April 15, 2008

A Day in the Life of a Writer: Interview with Tom Breuer

Tom Breuer is the coauthor, with Joseph Minton Amann, of Sweet Jesus, I Hate Bill O'Reilly, Fair and Balanced, My Ass: An Unbridled Look at the Bizarre Reality of Fox News and The Brotherhood of the Disappearing Pants: A Field Guide to Conservative Sex Scandals. He is an experienced writer and editor and lives in Neenah, Wisconsin.

What's your title?

I am an author, freelance copy editor and freelance writer.

How do you explain your job to your mother?

I tell my mother that I’ve written a new book and somehow she finds a copy. I don’t have to explain much. If she realized word processing software had spell check she’d probably wonder why anyone needs a copy editor. Plus she might think witchcraft is involved so it’s a perfect “don’t ask, don’t tell” kind of situation.

How did you get started?

A friend and former colleague started the website,, which received a fair amount of attention, and he asked if I wanted to help him on a book. We wrote “Sweet Jesus, I Hate Bill O’Reilly” and followed that up with two more political satire books. Before that I wrote a humor column for about 10 years for a local alternative paper. I was also the editor and lead writer for that publication. Before that I wrote a humor column for my college newspaper.

What was your educational background? How did you get experience?

Eleven years of Catholic school instilled the required cynicism and bitterness. After that I took philosophy and journalism at various secular humanist state schools. It turned out to be way more education than was required for making fun of people’s physical appearance. Working on a college paper was great practical experience, even though I’d be afraid to look at anything I wrote beyond, say, five years ago.

What was your first job in the profession?

I was an editorial assistant at The Post-Crescent in Appleton, Wisconsin for a few years in the early ‘90s. I wrote business news briefs, did on-the-street interviews and took obituaries on Saturday nights which sadly was actually more of a social life than I have now.

What was your last project?

The last book I worked on was “The Brotherhood of the Disappearing Pants: A Field Guide to Conservative Sex Scandals.” It basically required culling a lot of information from various newspapers and then adding jokes where appropriate. We actually found more than 70 right-wing scandals that were salacious enough to be included. So conservatives excel not only in quality of perversion but also in quantity.

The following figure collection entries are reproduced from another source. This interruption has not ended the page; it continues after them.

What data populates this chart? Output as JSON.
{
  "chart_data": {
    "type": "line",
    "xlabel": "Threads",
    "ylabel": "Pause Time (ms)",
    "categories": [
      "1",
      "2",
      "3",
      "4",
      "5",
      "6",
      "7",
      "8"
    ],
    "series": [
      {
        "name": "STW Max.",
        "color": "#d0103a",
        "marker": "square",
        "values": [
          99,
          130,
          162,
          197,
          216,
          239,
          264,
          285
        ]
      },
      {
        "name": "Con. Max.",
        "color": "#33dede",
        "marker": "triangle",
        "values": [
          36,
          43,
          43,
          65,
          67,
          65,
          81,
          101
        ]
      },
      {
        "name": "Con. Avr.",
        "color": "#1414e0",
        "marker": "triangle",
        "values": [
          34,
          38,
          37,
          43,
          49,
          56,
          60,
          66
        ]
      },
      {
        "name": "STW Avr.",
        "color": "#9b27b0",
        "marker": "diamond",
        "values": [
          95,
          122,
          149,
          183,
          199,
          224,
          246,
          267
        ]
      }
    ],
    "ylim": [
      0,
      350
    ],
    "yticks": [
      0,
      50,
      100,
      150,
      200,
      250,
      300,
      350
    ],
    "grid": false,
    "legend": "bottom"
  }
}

Describe a typical day (or week) in your life when you're working.

Stare at screen, make coffee, get up and walk around, curse self, check my e-mail, check website friend forwarded to me, look at website, look at other website the first website reminded me of, check e-mail again, get another cup of coffee, write something, repeat.

How do you sharpen your skills continually?

I read a lot and try to take as much work as I can. Editing is relaxing to me. Writing can be agonizing.

What advice do you give to those who want to join the profession?

Have your friend start a website making fun of an idiot. Hope Al Franken’s son finds it and tells his father. Be the only professional writer your friend knows.

A series of questions:

What motivates you most about your job? What do you hate about your job?

There really is a natural high that comes with getting into a creative flow that’s unlike anything else. It can be a singular joy — that is, if things really are flowing. If they’re not, that natural high can seem more like a horrible hangover.

Favorite job to date? Nightmare job that still haunts you?

I don’t think I’ve ever enjoyed anything more, from a professional standpoint at least, than working on our first book, “Sweet Jesus, I Hate Bill O’Reilly.” The remarkable thing is we did it more or less on faith. We didn’t have an agent or book deal until very late in the game. Every part of the process, from the initial concept stage to promotion (we appeared on Al Franken’s radio show and “Countdown with Keith Olbermann,” among other shows) was a thrill. Various jobs haunt me, but I don’t want to embarrass anyone. Actually, I love embarrassing people. I just don’t want to burn any bridges.

If you could go back in time and meet your pre-professional self, what would you tell him?

Tuck in your shirt.

What's your motto?

I don’t know. Probably something Latin-sounding. Maybe “sic semper tyrannis.” I just always liked the way it sounds. It also sort of fits Bill O’Reilly.